IL CASO BELLE STEINER – Film di Benoît Jacquot. Con Guillaume Canet, Charlotte Gainsbourg, Kamel Laadaili, Patrick Descamps, Jérémie Covillault, Anne-Lise Heimburger, Fabio Zenoni, Salim Kechiouche, Pauline Nyrls, Aïssatou Diallo Sagna. Fotografia di Caroline Champetier, musiche di Bruno Coulais, sceneggiatura di Benoît Jacquot e Julien Boivent.
Il film è tratto da un romanzo di Georges Simenon intitolato “La morte di Belle”, ambientato in Connecticut nel 1952. Simenon aveva chiamato i suoi romanzi senza il commissario Maigret, romans durs – tradotti in italiano come “romanzi neri”. Questo film di Benoît Jacquot non è la prima trasposizione cinematografica – c’era stato il regista Édouard Molinaro che aveva diretto “Chi ha ucciso Bella Sherman?” nel 1961 e Denis Malleval il film televisivo “Jusqu’à l’enfer”.
Il film è un thriller psicologico che ci mette di fronte alla lotta tra verità e apparenza, innocenza e colpa, senza fornirci risposte scontate. Ed è proprio lì, in quella tensione continua, che si cela il segreto. Il film scritto da Benoît Jacquot con Julien Boivent, si distanzia dal libro prima di tutto riportando la vicenda nella piccola borghesia della provincia francese di oggi e mette maggiormente in risalto come l’idea di colpevolezza, pur senza prove concrete, possa distruggere la vita di una persona, separandola dal proprio mondo e dal suo stesso matrimonio.
La trama del film è presto detta: la coppia francese di Pierre e Cléa Constant (interpretati in modo superbo da Guillaume Canet e Charlotte Gainsbourg) ospitano per un anno Belle, la figlia di un’amica di Cléa, che vuole entrare nel liceo “George Simenom” (un nome a caso?) dove Pierre insegna matematica. Una sera che Cléa aveva passato a casa di amici, mentre il meno socievole professore correggeva i compiti degli studenti nel suo studio, Belle viene uccisa, strangolata in casa. Inutile dire che l’algido e razionale Pierre sarà l’unico sospettato.
Sua moglie, che possiede un negozio di ottica in centro, è un membro di spicco della comunità, fa parte di associazioni benefiche e vuole adottare un bambino sfortunato proveniente dall’Africa. È una donna calda, fisica, la cui figura che si contrappone all’apatia del marito.
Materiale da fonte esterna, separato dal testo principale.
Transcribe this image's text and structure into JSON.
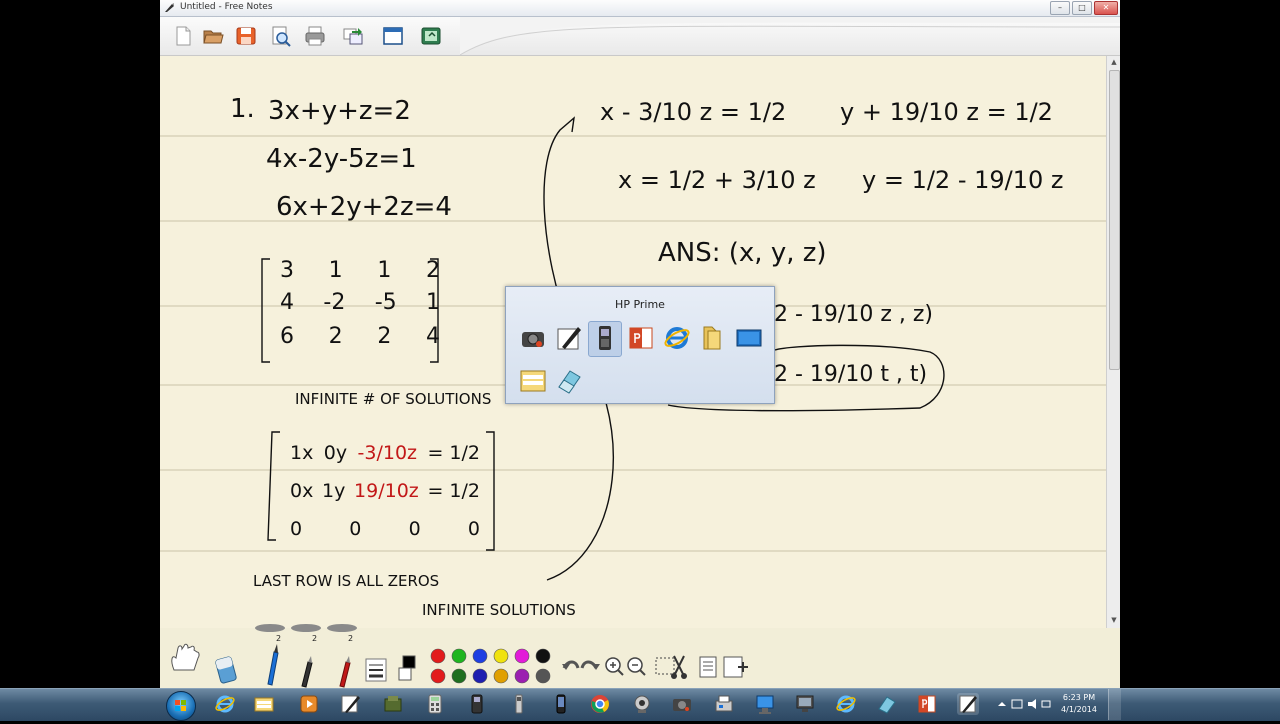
{
  "window": {
    "title": "Untitled - Free Notes"
  },
  "window_buttons": [
    "–",
    "□",
    "✕"
  ],
  "toolbar_icons": [
    "new-file-icon",
    "open-folder-icon",
    "save-icon",
    "print-preview-icon",
    "print-icon",
    "export-icon",
    "window-icon",
    "screen-capture-icon"
  ],
  "notes": {
    "problem_number": "1.",
    "eq1": "3x+y+z=2",
    "eq2": "4x-2y-5z=1",
    "eq3": "6x+2y+2z=4",
    "matrix1": [
      [
        "3",
        "1",
        "1",
        "2"
      ],
      [
        "4",
        "-2",
        "-5",
        "1"
      ],
      [
        "6",
        "2",
        "2",
        "4"
      ]
    ],
    "infinite_note": "INFINITE # OF SOLUTIONS",
    "matrix2_rows": [
      [
        "1x",
        "0y",
        "-3/10z",
        "= 1/2"
      ],
      [
        "0x",
        "1y",
        "19/10z",
        "= 1/2"
      ],
      [
        "0",
        "0",
        "0",
        "0"
      ]
    ],
    "last_row_note": "LAST ROW IS ALL ZEROS",
    "infinite_solutions": "INFINITE SOLUTIONS",
    "right_eq1a": "x - 3/10 z = 1/2",
    "right_eq1b": "y + 19/10 z = 1/2",
    "right_eq2a": "x = 1/2 + 3/10 z",
    "right_eq2b": "y = 1/2 - 19/10 z",
    "ans_label": "ANS: (x, y, z)",
    "ans_row1": "2 - 19/10 z , z)",
    "ans_row2": "2 - 19/10 t , t)"
  },
  "popup": {
    "title": "HP Prime",
    "icons": [
      "camera-app-icon",
      "pen-app-icon",
      "hp-prime-icon",
      "powerpoint-icon",
      "internet-explorer-icon",
      "folder-icon",
      "desktop-icon",
      "file-manager-icon",
      "eraser-app-icon"
    ]
  },
  "bottom_tools": {
    "pen_widths": [
      "2",
      "2",
      "2"
    ],
    "colors": [
      "#e21b1b",
      "#1fb51f",
      "#1f3fe2",
      "#f0e20e",
      "#e21bd8",
      "#111111",
      "#e21b1b",
      "#1f6f1f",
      "#1f1fb0",
      "#e0a000",
      "#9b1fb0",
      "#555555"
    ]
  },
  "taskbar": {
    "time": "6:23 PM",
    "date": "4/1/2014",
    "items": [
      "internet-explorer-icon",
      "windows-explorer-icon",
      "media-player-icon",
      "pen-icon",
      "tools-icon",
      "calculator-icon",
      "hp-prime-icon",
      "usb-device-icon",
      "phone-icon",
      "chrome-icon",
      "webcam-icon",
      "camera-icon",
      "fax-icon",
      "network-icon",
      "internet-explorer-icon",
      "eraser-icon",
      "powerpoint-icon",
      "free-notes-icon"
    ]
  }
}
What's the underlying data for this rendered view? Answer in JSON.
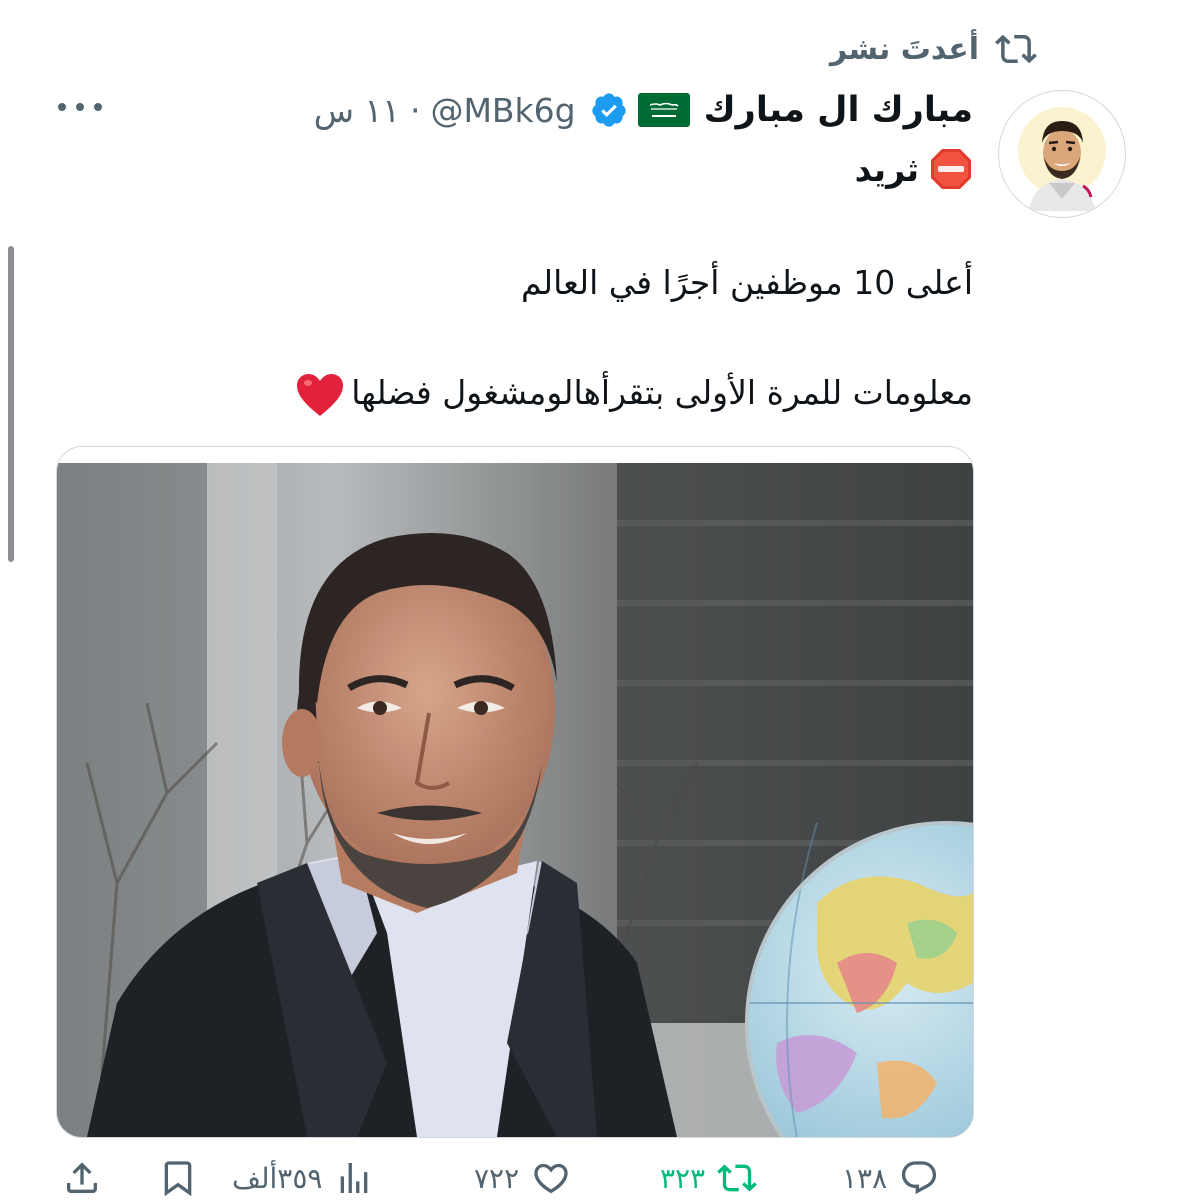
{
  "retweet": {
    "label": "أعدتَ نشر",
    "icon": "retweet-icon"
  },
  "author": {
    "display_name": "مبارك ال مبارك",
    "flag_icon": "saudi-flag-icon",
    "verified_icon": "verified-badge-icon",
    "handle": "MBk6g@",
    "separator": "·",
    "time": "١١ س",
    "avatar_icon": "avatar-cartoon-man"
  },
  "thread": {
    "label": "ثريد",
    "icon": "stop-sign-icon"
  },
  "tweet": {
    "line1": "أعلى 10 موظفين أجرًا في العالم",
    "line2": "معلومات للمرة الأولى بتقرأهالومشغول فضلها",
    "heart_icon": "red-heart-icon"
  },
  "media": {
    "description_icon": "photo-man-with-globe"
  },
  "actions": {
    "replies": "١٣٨",
    "retweets": "٣٢٣",
    "likes": "٧٢٢",
    "views": "٣٥٩ألف",
    "reply_icon": "reply-icon",
    "retweet_icon": "retweet-icon",
    "like_icon": "like-heart-icon",
    "views_icon": "analytics-bars-icon",
    "bookmark_icon": "bookmark-icon",
    "share_icon": "share-icon"
  },
  "colors": {
    "text": "#0f1419",
    "secondary": "#536471",
    "retweet_green": "#00ba7c",
    "verified_blue": "#1d9bf0",
    "heart_red": "#e0245e"
  }
}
Il sospetto ingiustificato e la colpa sociale sono centrali nel film e diventano persecutori, scalfiscono (ma neanche troppo) la certezza su cui si reggeva la coppia, ma più passa il tempo più nella mente di lui affiorano dei dubbi che mescolano la realtà al desiderio.
Quando Pierre sarà scagionato da un giudice – e non si capisce bene perché non avendo ancora trovato il vero colpevole – e riabilitato nel sociale, sembra che inizi finalmente a vivere e a frequentare bar e luoghi dove normalmente si fanno gli incontri e che lui, a tutt’oggi, aveva sempre evitato. Una di queste sere incontra casualmente Aurélie, la procace stenografa della giudice, e sembra nascere un rapporto (vero o desiderato?). Ma nel momento del bacio, quale preambolo dell’amplesso, la mano di lui sul collo di lei che chiede «stringi forte» lui si blocca: Pierre freddamente la riaccompagna a casa. Forse lei era affascinata dalla morbosità di stare con un assassino?
Guillaume Canet interpreta Pierre con un misto di fragilità e ambiguità così come Charlotte Gainsbourg interpreta la moglie devota ma pure lei molto vicino alla frantumazione di ogni certezza.
L’aspetto visivo è particolarmente accurato grazie alla fotografia di Caroline Champetier: un’atmosfera autunnale, con gli alberi spoglianti e luci soffuse, è la cornice adatta al racconto che oscilla fra l’ordinario e l’eccezionale, fra la colpa e l’innocenza.